Although we see vignettes of Galileo's conflict with the Church on stage, the recantation itself happens off stage, harking back to the ancient Greek tragedies, with their unseen deaths. However, the most interesting exchanges happen between Galileo and Andrea and between Galileo and his friend Sagredo. It is then that we see glimpses of what motivates Galileo and where for me the heart of this play lies. Early on, in a sort of foreshadowing, Galileo makes a passionate plea for reason to his friend Sagredo. He wants to convince people that things on the sky move. His friend tries to dissuade him yet Galileo insists “if only they look with their eyes through the telescope” people will see reason; they will understand that Aristotle's model cannot be true. Fast-forward a few scenes and Cosimo de' Medici — ruler of Florence — is not allowed to even look through the telescope. If logic dictates that things are fixed on the sky, claims a cardinal, does it not follow that what one might see through the telescope is somehow wrong?
Writer Bertolt Brecht's Galileo is a scientist first and everything else second. He is driven by the shear excitement of new knowledge. Brendan Cowell portrays this excellently as he bounces around the stage, lectures his students and audience alike and argues for knowledge just for the sake of it. It is in Galileo's failures though — as a father, as a teacher and even as a scientist — that we see his human side. His daughter suffers persistent disregard, his students are nothing more than a nuisance to him and when he eventually recants his theory, it is of fear for his corporal comfort. There is something particularly intelligent and noble yet naive and flawed about Brecht's Galileo.

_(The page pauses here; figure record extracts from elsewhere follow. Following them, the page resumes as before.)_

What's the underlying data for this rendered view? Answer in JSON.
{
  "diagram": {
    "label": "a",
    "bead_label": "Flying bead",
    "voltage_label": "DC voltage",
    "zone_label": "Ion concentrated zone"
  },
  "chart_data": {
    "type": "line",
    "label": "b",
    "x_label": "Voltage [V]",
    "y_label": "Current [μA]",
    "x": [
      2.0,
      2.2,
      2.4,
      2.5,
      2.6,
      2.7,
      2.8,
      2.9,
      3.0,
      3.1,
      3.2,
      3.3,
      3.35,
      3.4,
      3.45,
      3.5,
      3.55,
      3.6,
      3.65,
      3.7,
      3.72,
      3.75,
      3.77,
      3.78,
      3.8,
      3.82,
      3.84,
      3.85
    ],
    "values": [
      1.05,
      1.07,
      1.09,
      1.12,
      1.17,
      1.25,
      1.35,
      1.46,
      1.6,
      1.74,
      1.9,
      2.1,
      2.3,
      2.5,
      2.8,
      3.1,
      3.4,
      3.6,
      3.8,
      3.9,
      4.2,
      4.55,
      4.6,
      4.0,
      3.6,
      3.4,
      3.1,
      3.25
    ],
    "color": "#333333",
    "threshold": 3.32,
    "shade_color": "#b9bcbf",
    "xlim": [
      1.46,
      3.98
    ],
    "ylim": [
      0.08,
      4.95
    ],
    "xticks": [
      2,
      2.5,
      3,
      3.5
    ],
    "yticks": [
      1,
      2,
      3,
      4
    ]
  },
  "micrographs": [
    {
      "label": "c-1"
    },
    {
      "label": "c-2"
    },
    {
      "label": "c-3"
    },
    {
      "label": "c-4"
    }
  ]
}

The play resonated with me both as a scientist and as a citizen of the world. Galileo's complaints about performing irrelevant tasks to support his science struck too close to a reality that any scientist can attest to. I found myself drawing parallels between the reaction of the Church to Galileo and the obvious disdain about science and reason that has become a staple of modern politics. Galileo's almost religious defence of reason is echoed in the March for Science that took place all over the world last month. How far is our supposedly ‘enlightened’ society — allegedly free of the shackles of dogmatic thought — from what Galileo had to face in the 17th century? Which logic can we employ and through which lens should we look to break our own crystal spheres on the sky? As we see Galileo towards the later scenes, with golden confetti stuck to his bare feet, sweat soaking through his clothes and plastic handcuffs around his wrists, he is as far as one can get from the archetypal scientist. How do we avoid fighting the same fight against ignorance parading as divine truth? Breaking away from our proverbial ivory towers, shattering our (self-)imposed stereotypes and engaging with people young and old — scientists as well as non-scientists — may well be the answer.
Life of Galileo is at the Young Vic, London until 1 July 2017.